Turkey has emerged as one of the fiercest international critics of what it has called an “unacceptable coup” after Egypt’s powerful military shunted the country’s elected leader from office earlier this month.
Although the United States has expressed concern at Mursi’s removal and called for a swift return to democracy, as has the European Union, it has stopped short of calling it a coup, which might have led to sanctions.
Gulf Arab states, which see Egypt as a strategic ally against any threat from non-Arab Iran, celebrated his departure with palpable relief.
“Countries which embrace and care about democracy should not behave with double standards towards these kinds of events and should say something is wrong when it is wrong,” Erdogan told Western, Arab and other ambassadors late on Thursday.
“Those who extol democracy when they meet with us, saying ‘one must not compromise on democracy’, we want to see their backbone,” Erdogan told his guests at a dinner to break the Muslim Ramadan fast.
Erdogan asked why the world stayed silent over the at least 99 people who have died since Mursi was ousted, more than half of them when troops fired on Islamist protesters on July 8.
“Why aren’t you speaking up? Come on, speak up against this. There’s no point in being ambivalent,” he told the diplomats seated around the room at party headquarters in Ankara.

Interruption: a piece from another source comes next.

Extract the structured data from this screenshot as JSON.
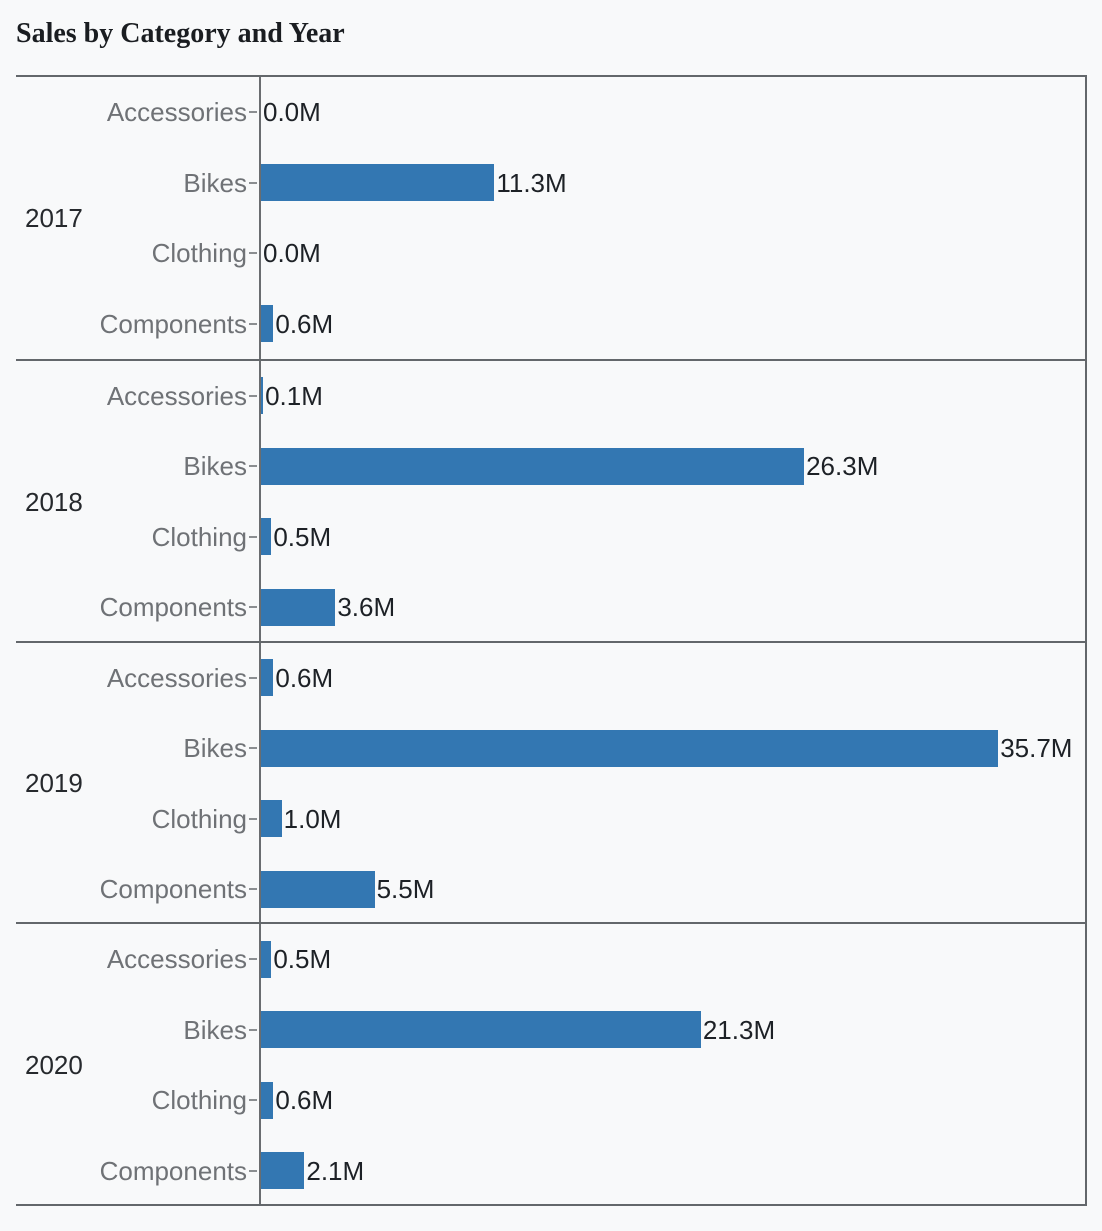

“If you are not going to speak up here, where are you going you to speak?”
REGIONAL INFLUENCE
Erdogan was feted by adoring crowds in Arab capitals only two years ago when Turkey seemed set to expand its trade and influence across the region on the back of his support for the protesters of the Arab Spring.
Egyptians hailed the Turkish leader as a hero on Tahrir Square in 2011, when he was among the first world leaders to tell Hosni Mubarak his time was up.
But Erdogan’s popularity at home and in the region took a dent after a crackdown on nationwide anti-government protests last month in which five people died and thousands were injured.
Egypt’s new interim government has warned Ankara not to meddle in its internal affairs and last week summoned Turkey’s ambassador to Cairo. Egypt’s ambassador in Ankara was not present at Thursday’s dinner.
Turkey’s response to Egypt is at least partly shaped by its own history of having experienced three military coups since 1960, and the removal of its first Islamist government in 1997, events which Erdogan referred to in his speech.
It is a history not lost on Mursi’s supporters.
“Because it has a history of coups, Turkey understands us better and does not want us to go through the same suffering that it has gone through,” Abdul Mawgoud Dardery, a former MP from Mursi’s Freedom & Justice Party, told Reuters this week.
“Erdogan is still a hero in Egypt and in the rest of the Arab world … If Erdogan ran for election in Egypt he would most likely win the presidency.”